Die in diesem prachtvollen Band vorgestellten Bilderbücher mit avantgardistischen Illustrationen im Stil des Konstruktivismus und Suprematismus zeigen kostbare Raritäten, aber auch kinderliterarische Klassiker aus der frühen Sowjetzeit. Das Hauptinteresse gilt den Illustrationen und Bildern. Daher findet sich am Schluss des Buches zwar ein Künstlerverzeichnis mit 64 Namen, jedoch kein Autorenverzeichnis. Des Weiteren wurden einige zeitgenössische Dichter- und Kinderfotos aufgenommen. Julian Rothenstein und Olga Budashevskaya haben die Bilderbücher mit unkommentierten Zitaten aus historischen Dokumenten zur sowjetischen Gesellschaft gekoppelt, indem sie prominente politische Akteure, Zeitzeugen und Dichter begleitend zu Wort kommen ließen. Die Bilderbücher werden mit ihrer Entstehungszeit konfrontiert, und es wird dabei der radikale gesellschaftlichen Wandel vorgeführt.

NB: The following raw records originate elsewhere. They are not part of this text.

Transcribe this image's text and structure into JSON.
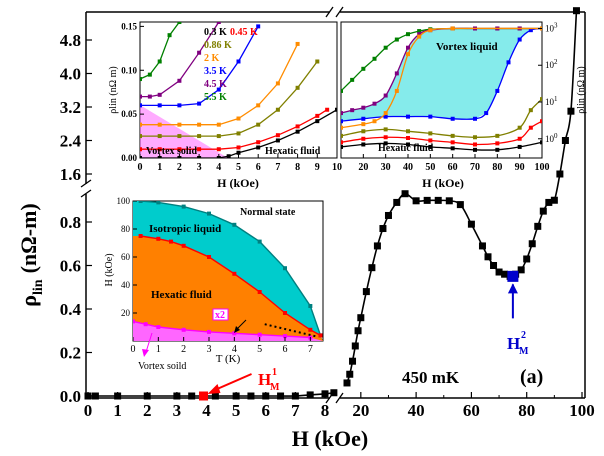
{
  "chart_data": [
    {
      "type": "line",
      "role": "main",
      "xlabel": "H (kOe)",
      "ylabel": "ρ_lin (nΩ-m)",
      "ylabel_main": "ρ",
      "ylabel_sub": "lin",
      "ylabel_unit": "(nΩ-m)",
      "x_axis": "broken: 0–8 kOe linear, then 15–100 kOe",
      "xticks_low": [
        "0",
        "1",
        "2",
        "3",
        "4",
        "5",
        "6",
        "7",
        "8"
      ],
      "xticks_high": [
        "20",
        "40",
        "60",
        "80",
        "100"
      ],
      "y_axis": "broken: 0–0.9 linear, upper segment 1.6–5",
      "yticks_low": [
        "0.0",
        "0.2",
        "0.4",
        "0.6",
        "0.8"
      ],
      "yticks_high": [
        "1.6",
        "2.4",
        "3.2",
        "4.0",
        "4.8"
      ],
      "annotation_temperature": "450 mK",
      "panel_label": "(a)",
      "marker_H1": {
        "main": "H",
        "sup": "1",
        "sub": "M",
        "x": 3.9,
        "color": "#ff0000"
      },
      "marker_H2": {
        "main": "H",
        "sup": "2",
        "sub": "M",
        "x": 75,
        "color": "#0000cc"
      },
      "series": [
        {
          "name": "",
          "color": "#000000",
          "x": [
            0,
            0.25,
            1,
            2,
            3,
            3.5,
            3.9,
            4.3,
            5,
            5.5,
            6,
            6.5,
            7,
            7.5,
            8,
            8.3,
            15,
            16,
            17,
            18,
            19,
            20,
            22,
            24,
            26,
            28,
            30,
            33,
            36,
            40,
            44,
            48,
            52,
            56,
            60,
            64,
            66,
            68,
            70,
            72,
            74,
            76,
            78,
            80,
            82,
            84,
            86,
            88,
            90,
            92,
            94,
            96,
            98
          ],
          "y": [
            0,
            0,
            0,
            0,
            0,
            0,
            0,
            0,
            0,
            0,
            0,
            0,
            0,
            0.005,
            0.01,
            0.015,
            0.06,
            0.1,
            0.16,
            0.23,
            0.3,
            0.36,
            0.48,
            0.59,
            0.69,
            0.77,
            0.83,
            0.89,
            0.93,
            0.96,
            0.97,
            0.97,
            0.96,
            0.88,
            0.79,
            0.69,
            0.64,
            0.6,
            0.57,
            0.56,
            0.55,
            0.56,
            0.58,
            0.63,
            0.7,
            0.78,
            0.85,
            0.89,
            0.9,
            1.6,
            2.4,
            3.1,
            5.5
          ]
        }
      ]
    },
    {
      "type": "line",
      "role": "inset-top-left",
      "xlabel": "H (kOe)",
      "ylabel": "ρlin (nΩ m)",
      "xlim": [
        0,
        10
      ],
      "ylim": [
        0,
        0.155
      ],
      "xticks": [
        "0",
        "1",
        "2",
        "3",
        "4",
        "5",
        "6",
        "7",
        "8",
        "9",
        "10"
      ],
      "yticks": [
        "0.00",
        "0.05",
        "0.10",
        "0.15"
      ],
      "region_labels": [
        "Vortex solid",
        "Hexatic fluid"
      ],
      "series": [
        {
          "name": "0.3 K",
          "color": "#000000",
          "x": [
            0,
            1,
            2,
            3,
            4,
            4.5,
            5,
            6,
            7,
            8,
            9,
            10
          ],
          "y": [
            0,
            0,
            0,
            0,
            0,
            0.002,
            0.006,
            0.012,
            0.02,
            0.03,
            0.042,
            0.055
          ]
        },
        {
          "name": "0.45 K",
          "color": "#ff0000",
          "x": [
            0,
            1,
            2,
            3,
            4,
            5,
            6,
            7,
            8,
            9,
            9.5
          ],
          "y": [
            0.01,
            0.01,
            0.01,
            0.01,
            0.01,
            0.012,
            0.018,
            0.026,
            0.036,
            0.048,
            0.055
          ]
        },
        {
          "name": "0.86 K",
          "color": "#808000",
          "x": [
            0,
            1,
            2,
            3,
            4,
            5,
            6,
            7,
            8,
            9
          ],
          "y": [
            0.025,
            0.025,
            0.025,
            0.025,
            0.025,
            0.028,
            0.038,
            0.055,
            0.08,
            0.11
          ]
        },
        {
          "name": "2 K",
          "color": "#ff8c00",
          "x": [
            0,
            1,
            2,
            3,
            4,
            5,
            6,
            7,
            8
          ],
          "y": [
            0.038,
            0.038,
            0.038,
            0.038,
            0.038,
            0.045,
            0.06,
            0.085,
            0.13
          ]
        },
        {
          "name": "3.5 K",
          "color": "#0000ff",
          "x": [
            0,
            1,
            2,
            3,
            4,
            5,
            6
          ],
          "y": [
            0.06,
            0.06,
            0.06,
            0.062,
            0.078,
            0.11,
            0.15
          ]
        },
        {
          "name": "4.5 K",
          "color": "#800080",
          "x": [
            0,
            0.5,
            1,
            2,
            3,
            4
          ],
          "y": [
            0.07,
            0.07,
            0.072,
            0.088,
            0.12,
            0.155
          ]
        },
        {
          "name": "5.5 K",
          "color": "#008000",
          "x": [
            0,
            0.5,
            1,
            1.5,
            2
          ],
          "y": [
            0.09,
            0.095,
            0.11,
            0.14,
            0.155
          ]
        }
      ],
      "legend": [
        {
          "label": "0.3 K",
          "color": "#000000"
        },
        {
          "label": "0.45 K",
          "color": "#ff0000"
        },
        {
          "label": "0.86 K",
          "color": "#808000"
        },
        {
          "label": "2 K",
          "color": "#ff8c00"
        },
        {
          "label": "3.5 K",
          "color": "#0000ff"
        },
        {
          "label": "4.5 K",
          "color": "#800080"
        },
        {
          "label": "5.5 K",
          "color": "#008000"
        }
      ]
    },
    {
      "type": "line",
      "role": "inset-top-right",
      "xlabel": "H (kOe)",
      "ylabel": "ρlin (nΩ m)",
      "xlim": [
        10,
        100
      ],
      "y_scale": "log",
      "ylim": [
        0.3,
        1500
      ],
      "xticks": [
        "20",
        "30",
        "40",
        "50",
        "60",
        "70",
        "80",
        "90",
        "100"
      ],
      "yticks": [
        "10^0",
        "10^1",
        "10^2",
        "10^3"
      ],
      "region_labels": [
        "Vortex liquid",
        "Hexatic fluid"
      ],
      "series": [
        {
          "name": "5.5 K",
          "color": "#008000",
          "x": [
            10,
            15,
            20,
            25,
            30,
            35,
            40,
            45,
            50,
            60,
            70,
            80,
            90,
            100
          ],
          "y": [
            20,
            40,
            80,
            150,
            300,
            500,
            700,
            850,
            950,
            1000,
            1000,
            1000,
            1000,
            1000
          ]
        },
        {
          "name": "4.5 K",
          "color": "#800080",
          "x": [
            10,
            15,
            20,
            25,
            30,
            35,
            40,
            45,
            50,
            60,
            70,
            80,
            90,
            100
          ],
          "y": [
            5,
            6,
            7,
            9,
            15,
            60,
            300,
            700,
            900,
            1000,
            1000,
            1000,
            1000,
            1000
          ]
        },
        {
          "name": "3.5 K",
          "color": "#0000ff",
          "x": [
            10,
            20,
            30,
            40,
            50,
            60,
            70,
            75,
            80,
            85,
            90,
            95,
            100
          ],
          "y": [
            3,
            3.5,
            4,
            4,
            4,
            3.5,
            3.5,
            5,
            20,
            120,
            500,
            900,
            1000
          ]
        },
        {
          "name": "2 K",
          "color": "#ff8c00",
          "x": [
            10,
            20,
            25,
            30,
            35,
            40,
            45,
            50,
            60,
            100
          ],
          "y": [
            2,
            2.5,
            3,
            5,
            20,
            200,
            600,
            900,
            1000,
            1000
          ]
        },
        {
          "name": "0.86 K",
          "color": "#808000",
          "x": [
            10,
            20,
            30,
            40,
            50,
            60,
            70,
            80,
            90,
            95,
            100
          ],
          "y": [
            1.2,
            1.6,
            1.8,
            1.6,
            1.4,
            1.2,
            1.1,
            1.2,
            2,
            6,
            12
          ]
        },
        {
          "name": "0.45 K",
          "color": "#ff0000",
          "x": [
            10,
            20,
            30,
            40,
            50,
            60,
            70,
            80,
            90,
            95,
            100
          ],
          "y": [
            0.8,
            1,
            1.1,
            1.05,
            0.9,
            0.8,
            0.7,
            0.75,
            1,
            2,
            3
          ]
        },
        {
          "name": "0.3 K",
          "color": "#000000",
          "x": [
            10,
            20,
            30,
            40,
            50,
            60,
            70,
            80,
            90,
            100
          ],
          "y": [
            0.6,
            0.7,
            0.75,
            0.7,
            0.6,
            0.55,
            0.5,
            0.5,
            0.6,
            0.8
          ]
        }
      ]
    },
    {
      "type": "line",
      "role": "inset-phase-diagram",
      "xlabel": "T (K)",
      "ylabel": "H (kOe)",
      "xlim": [
        0,
        7.5
      ],
      "ylim": [
        0,
        100
      ],
      "xticks": [
        "0",
        "1",
        "2",
        "3",
        "4",
        "5",
        "6",
        "7"
      ],
      "yticks": [
        "20",
        "40",
        "60",
        "80",
        "100"
      ],
      "region_labels": [
        "Normal state",
        "Isotropic liquid",
        "Hexatic fluid"
      ],
      "annotation_x2": "x2",
      "annotation_vortex_solid": "Vortex soild",
      "series": [
        {
          "name": "",
          "color": "#008080",
          "x": [
            0.3,
            1,
            2,
            3,
            4,
            5,
            6,
            7,
            7.4
          ],
          "y": [
            100,
            99,
            96,
            91,
            83,
            71,
            52,
            25,
            4
          ]
        },
        {
          "name": "",
          "color": "#ff0000",
          "x": [
            0.3,
            1,
            1.5,
            2,
            3,
            4,
            5,
            6,
            7,
            7.4
          ],
          "y": [
            75,
            73,
            71,
            68,
            60,
            48,
            35,
            20,
            8,
            4
          ]
        },
        {
          "name": "",
          "color": "#ff00ff",
          "x": [
            0,
            0.5,
            1,
            2,
            3,
            4,
            5,
            6,
            7
          ],
          "y": [
            14,
            12,
            10,
            8,
            6.5,
            5.5,
            4.5,
            3.5,
            2.5
          ]
        }
      ]
    }
  ]
}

Das erhöht die ihnen anhaftende poetische Strahlkraft. Die Ausstattung der 118 abgebildeten Bilderbücher ist generell herausragend. Das Bemerkenswerte ist, dass es hier nicht um bibliophile Bilderbücher geht, die es zu jeder Zeit in allen Literaturen gegeben hat, sondern um gewöhnliche. Philipp Pullman mutmaßt, dass Kinderliteratur, wie überall, eine wenig beachtete Nische gewesen sei, in welcher Experimente möglich waren. Tatsache ist, dass sich zu Beginn der Sowjetzeit viele begabte Künstler und Schriftsteller in diesem scheinbar sekundären Sektor der Gebrauchsliteratur betätigten, darunter auch viele Frauen. Ein zweiter wichtiger Faktor war die Alphabetisierungskampagne, zu der auch eine verstärkte Produktion auf dem Kinderbuchsektor gehörte. Diese Mixtur entfesselte eine Kreativität, die bis Ende der 1920er-Jahre währte. Nein, die Kommissare haben nicht geschlafen.

Anmerkungen:
1 Bislang waren frühsowjetische Kinderbücher vor allem in Ausstellungen zu sehen: zum Beispiel im Wiener MAK (2004), in Charlotteville (2007), in Valencia (2010) oder im Museum Meermanno in Den Haag (2013), wozu auch jeweils Kataloge hergestellt wurden.
2 Dmitrij Fomin / E. Piggot, Kniga dlja detej, 1881–1939: Detskaja illjustrirovannaja kniga v istorii Rossii, iz kollekzii Aleksandra Lurye (Bücher für Kinder, 1881–1930: Historische russische Bilderbücher aus der Sammlung von Aleksandr Lurye), Moskau 2009. Von dem in Helsinki lehrenden Slawisten Ben Hellman erschien vor kurzem eine Geschichte der russischen Kinderliteratur: Ben Hellmann, Fairy Tales and True Stories. The History of Russian Literature for Children and Young People (1574–2010), Leiden 2013.